Neonatal Thyroid Stimulating Hormone and Subsequent Diagnosis of Autism Spectrum Disorders and Intellectual Disability

Background: Thyroid abnormalities in early life, if left untreated, are associated with adverse neurodevelopmental outcomes, including intellectual disability (ID). However, evidence addressing the role of neonatal thyroid hormones in the altered neurobiology underlying autism spectrum disorders (ASD), particularly among its subphenotypes, is limited.

Objectives: To determine the association between neonatal thyroid hormone levels and subsequent diagnosis of ASD, ID, and subphenotypes of ASD.

Methods: Utilizing data from the Early Markers for Autism (EMA) Study, we conducted a population-based, case-control study among a sample of 4.5-9-year-old children born during 2000-2003 in Southern California. We examined neonatal thyroid-stimulating hormone (TSH) levels measured during routine newborn screening among children later diagnosed with ASD (n=524), ID (n=124), and general population (GP) controls (n=402). GP controls were randomly sampled from birth certificate files and frequency matched to cases by sex, birth month, and birth year. TSH was further analyzed in relation to ASD subgroups defined by intellectual ability and onset type (early onset ASD vs. ASD with regression) ascertained by expert review of records from the California Department of Developmental Services. ASD cases with composite scores on standardized cognitive tests less than or equal to 70 were classified as ASD with intellectual disability (ASD+ID) and those with scores greater than 70 were classified as ASD without intellectual disability (ASD-noID). We modeled differences in TSH levels between ASD or ID status vs. GP controls using odds ratios (ORs) obtained from multivariate unconditional logistic regression. We examined neonatal TSH both as a continuous (ln-transformed) and as a categorical variable based on percentiles. In sensitivity analyses, we examined relationships excluding preterm (gestational age <37 weeks) and multiple births.

Results: In models adjusting for matching factors (sex, birth month and year), birthweight, gestational age, and age at newborn bloodspot collection, we found no association between continuous neonatal TSH levels and ASD (adj-OR: 0.96, 95%CI: 0.76-1.21) nor ID (adj-OR: 0.95, 95%CI: 0.69-1.30). Results were similarly null for models examining percentiles of TSH. Among ASD subphenotypes, we observed an inverse trend between neonatal TSH and odds of ASD with regression; ASD with regression was marginally associated with continuous TSH (adj-OR: 0.76, 95%CI: 0.55-1.06) and significantly associated with the highest quartile of TSH (adj-OR: 0.48, 95%CI: 0.26-0.92). The odds of ASD-noID were also lower with increasing TSH but this relationship was more modest and not significant in models of continuous TSH (adj-OR: 0.83 95%CI: 0.63-1.11) and models comparing the highest to lowest TSH quartiles (adj-OR: 0.68, 95%CI: 0.40-1.14).

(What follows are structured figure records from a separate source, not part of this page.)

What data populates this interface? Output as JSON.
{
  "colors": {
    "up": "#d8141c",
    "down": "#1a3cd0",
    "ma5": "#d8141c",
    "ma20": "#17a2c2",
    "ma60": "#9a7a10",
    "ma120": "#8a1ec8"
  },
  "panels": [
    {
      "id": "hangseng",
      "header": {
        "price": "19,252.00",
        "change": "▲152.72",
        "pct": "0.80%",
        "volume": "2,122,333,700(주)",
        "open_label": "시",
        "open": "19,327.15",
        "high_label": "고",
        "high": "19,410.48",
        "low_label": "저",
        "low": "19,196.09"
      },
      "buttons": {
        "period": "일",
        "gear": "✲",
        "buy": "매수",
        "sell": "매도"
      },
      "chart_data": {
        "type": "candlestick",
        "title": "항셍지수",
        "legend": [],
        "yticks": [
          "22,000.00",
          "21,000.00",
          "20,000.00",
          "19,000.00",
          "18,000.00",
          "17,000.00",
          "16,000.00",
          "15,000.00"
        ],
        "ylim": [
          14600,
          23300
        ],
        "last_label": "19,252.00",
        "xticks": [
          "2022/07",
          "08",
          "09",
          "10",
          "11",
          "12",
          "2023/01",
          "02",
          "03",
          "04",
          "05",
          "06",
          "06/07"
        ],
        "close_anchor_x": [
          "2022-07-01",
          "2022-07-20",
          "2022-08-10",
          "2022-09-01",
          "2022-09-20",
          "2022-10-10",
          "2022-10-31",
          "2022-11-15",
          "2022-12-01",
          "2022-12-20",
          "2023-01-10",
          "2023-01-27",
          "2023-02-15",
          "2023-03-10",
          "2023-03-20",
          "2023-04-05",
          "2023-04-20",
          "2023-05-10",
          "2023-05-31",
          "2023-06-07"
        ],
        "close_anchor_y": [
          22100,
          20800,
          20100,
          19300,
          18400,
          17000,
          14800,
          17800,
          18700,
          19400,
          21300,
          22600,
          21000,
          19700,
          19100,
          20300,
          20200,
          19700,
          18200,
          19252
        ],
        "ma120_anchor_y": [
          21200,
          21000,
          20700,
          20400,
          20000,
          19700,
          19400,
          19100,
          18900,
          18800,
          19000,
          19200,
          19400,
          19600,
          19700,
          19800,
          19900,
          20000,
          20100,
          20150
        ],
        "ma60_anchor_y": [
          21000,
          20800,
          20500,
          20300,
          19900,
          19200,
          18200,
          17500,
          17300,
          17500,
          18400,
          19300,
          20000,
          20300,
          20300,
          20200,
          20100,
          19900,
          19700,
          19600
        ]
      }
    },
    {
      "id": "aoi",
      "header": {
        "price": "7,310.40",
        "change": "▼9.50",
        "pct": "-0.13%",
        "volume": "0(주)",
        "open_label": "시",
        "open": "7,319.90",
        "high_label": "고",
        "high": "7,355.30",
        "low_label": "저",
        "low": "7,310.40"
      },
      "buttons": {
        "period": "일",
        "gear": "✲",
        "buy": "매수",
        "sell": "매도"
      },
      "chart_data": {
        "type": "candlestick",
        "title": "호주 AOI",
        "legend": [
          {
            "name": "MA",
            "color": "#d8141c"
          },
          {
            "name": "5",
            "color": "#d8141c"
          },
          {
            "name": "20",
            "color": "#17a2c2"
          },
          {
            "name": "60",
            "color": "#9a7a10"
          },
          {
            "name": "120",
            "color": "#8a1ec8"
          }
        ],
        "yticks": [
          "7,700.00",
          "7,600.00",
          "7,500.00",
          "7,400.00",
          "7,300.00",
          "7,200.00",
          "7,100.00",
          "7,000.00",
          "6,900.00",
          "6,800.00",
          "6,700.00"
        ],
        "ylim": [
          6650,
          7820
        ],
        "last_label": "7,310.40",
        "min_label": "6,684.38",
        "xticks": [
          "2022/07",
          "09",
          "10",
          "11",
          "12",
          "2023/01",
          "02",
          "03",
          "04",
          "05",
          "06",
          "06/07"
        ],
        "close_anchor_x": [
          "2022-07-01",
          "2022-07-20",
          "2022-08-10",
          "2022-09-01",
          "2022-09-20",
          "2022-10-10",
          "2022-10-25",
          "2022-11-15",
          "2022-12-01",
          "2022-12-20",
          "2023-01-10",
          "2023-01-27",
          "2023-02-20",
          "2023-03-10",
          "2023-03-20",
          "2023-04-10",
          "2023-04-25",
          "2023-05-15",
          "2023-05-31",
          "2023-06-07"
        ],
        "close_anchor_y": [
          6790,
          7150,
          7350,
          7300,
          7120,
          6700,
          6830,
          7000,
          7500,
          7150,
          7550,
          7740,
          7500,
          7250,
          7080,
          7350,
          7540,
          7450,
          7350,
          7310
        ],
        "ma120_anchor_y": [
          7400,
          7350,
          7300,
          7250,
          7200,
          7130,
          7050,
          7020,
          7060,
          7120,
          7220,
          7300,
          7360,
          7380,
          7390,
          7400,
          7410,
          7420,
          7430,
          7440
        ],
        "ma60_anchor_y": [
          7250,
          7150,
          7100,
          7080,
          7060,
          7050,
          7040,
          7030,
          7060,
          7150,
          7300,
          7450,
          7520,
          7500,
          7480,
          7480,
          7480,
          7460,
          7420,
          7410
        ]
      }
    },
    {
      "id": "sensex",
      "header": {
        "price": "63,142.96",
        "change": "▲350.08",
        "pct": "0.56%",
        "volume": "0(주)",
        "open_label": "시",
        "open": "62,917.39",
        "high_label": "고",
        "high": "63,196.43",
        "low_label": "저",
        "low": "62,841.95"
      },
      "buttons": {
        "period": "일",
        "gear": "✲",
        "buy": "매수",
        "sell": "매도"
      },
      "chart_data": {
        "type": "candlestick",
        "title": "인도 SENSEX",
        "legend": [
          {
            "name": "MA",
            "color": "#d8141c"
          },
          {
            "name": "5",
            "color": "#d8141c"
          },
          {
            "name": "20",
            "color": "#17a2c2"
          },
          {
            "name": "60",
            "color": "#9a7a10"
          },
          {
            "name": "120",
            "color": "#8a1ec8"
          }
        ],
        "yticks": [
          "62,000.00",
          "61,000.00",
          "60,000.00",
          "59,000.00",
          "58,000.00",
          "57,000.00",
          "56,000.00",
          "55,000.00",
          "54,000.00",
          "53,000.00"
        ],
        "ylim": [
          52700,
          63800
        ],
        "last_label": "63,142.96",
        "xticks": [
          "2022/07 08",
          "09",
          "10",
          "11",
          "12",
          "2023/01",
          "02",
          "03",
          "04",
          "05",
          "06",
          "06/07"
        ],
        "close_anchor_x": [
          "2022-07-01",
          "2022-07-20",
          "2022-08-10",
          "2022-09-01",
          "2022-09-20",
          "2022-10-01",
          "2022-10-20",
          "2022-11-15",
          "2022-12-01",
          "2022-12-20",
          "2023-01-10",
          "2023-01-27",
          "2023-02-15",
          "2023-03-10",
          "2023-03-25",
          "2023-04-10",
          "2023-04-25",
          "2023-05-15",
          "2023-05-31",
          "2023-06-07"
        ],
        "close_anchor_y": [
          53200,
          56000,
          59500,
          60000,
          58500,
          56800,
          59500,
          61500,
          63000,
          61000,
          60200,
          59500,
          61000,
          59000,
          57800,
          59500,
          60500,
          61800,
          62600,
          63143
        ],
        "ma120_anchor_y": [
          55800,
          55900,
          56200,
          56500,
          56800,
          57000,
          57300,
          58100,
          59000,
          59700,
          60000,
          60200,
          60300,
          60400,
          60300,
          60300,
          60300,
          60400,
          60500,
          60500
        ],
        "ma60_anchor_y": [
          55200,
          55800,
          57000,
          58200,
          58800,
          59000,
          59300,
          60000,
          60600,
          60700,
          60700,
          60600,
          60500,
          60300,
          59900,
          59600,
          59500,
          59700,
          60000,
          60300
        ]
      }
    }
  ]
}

Neonatal TSH was not associated with early onset ASD nor ASD+ID. Sensitivity models excluding preterm and multiple births yielded similar findings.

Conclusions: While there was little evidence that neonatal TSH is related to overall risk of ASD, our findings suggest that neonatal TSH levels may be associated with particular subtypes of ASD defined by onset type and co-occurrence of intellectual disability. Given that thyroid hormone deficiencies at birth are amenable to therapy, further scrutiny of the intersection of thyroid hormones and ASD is warranted, with attention to ASD subphenotypes.